Saturday, June 4, 2011

Cards.

   Barbara has been visiting Eleanor this weekend and and has been helping her sort  out her cards. Eleanor has hundreds of cards, mostly for birthdays in stacks in her apartment. Barb found cards from Janet that Eleanor received when Jan and Steve were in Greece, and an Easter card that her mother sent her a week before she died.
   I have undertaken the same project at least twice before, but after I get everything sorted, Eleanor wants to look at them and make sure that I haven't put anything in a pile that she might not want to throw away. We wind up with the cards resorted, but nothing thrown away. I would guess that Mary Ann has also had the card cleaning experience when she comes to visit.
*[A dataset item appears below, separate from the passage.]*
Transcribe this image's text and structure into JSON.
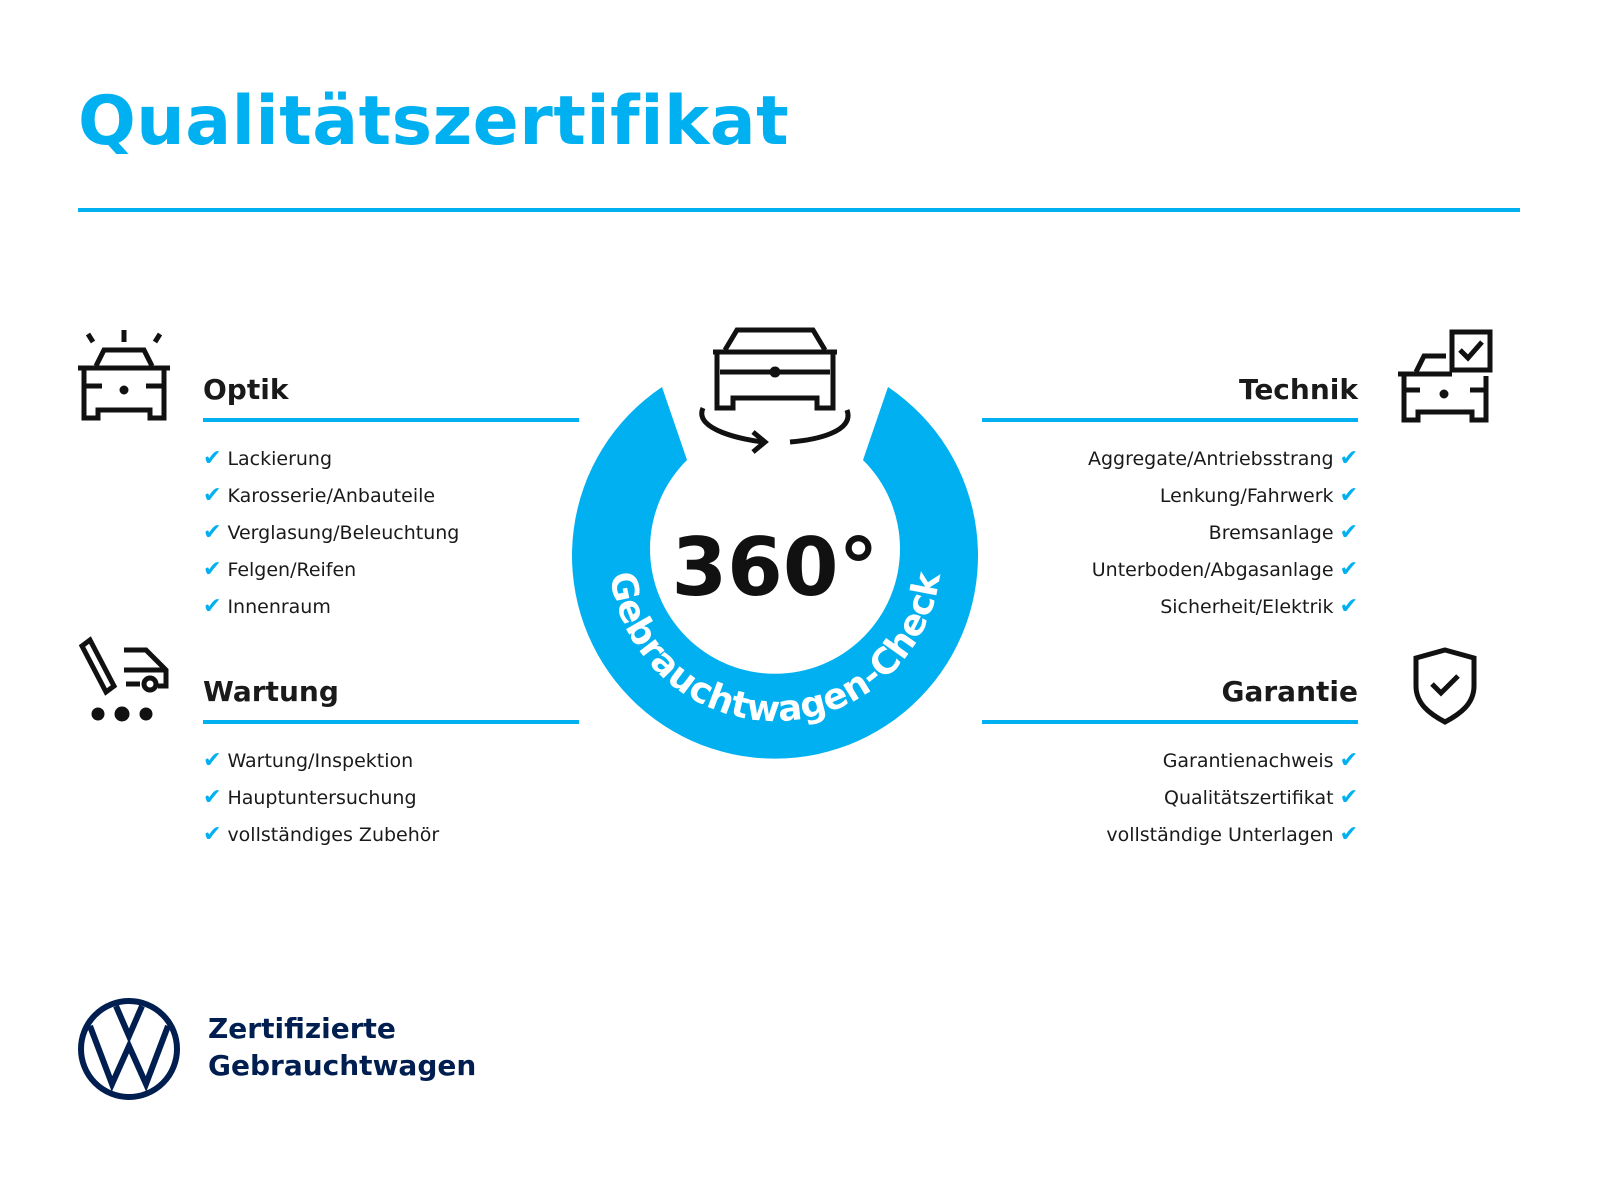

   If a card has been kept for 50 years, she probably has some reason for keeping it. It is hard to decide what stays and what needs to go. I have things in my drawers that have been there for years because some attachment or memory keeps me from tossing the item. We have boxes at our house that seem to become fuller each time we downsize Eleanor's apartment. Glass birds, crocheted items that Aunt Margaret made, Shoji dogs  from Okinawa:  these items all represent a decision by Eleanor to not discard a memory that is somehow connected with the item. It is tragic that as peoples lives are downsized to ever smaller spaces, that the decisions as to what stays and what goes are being made for Eleanor and not by her.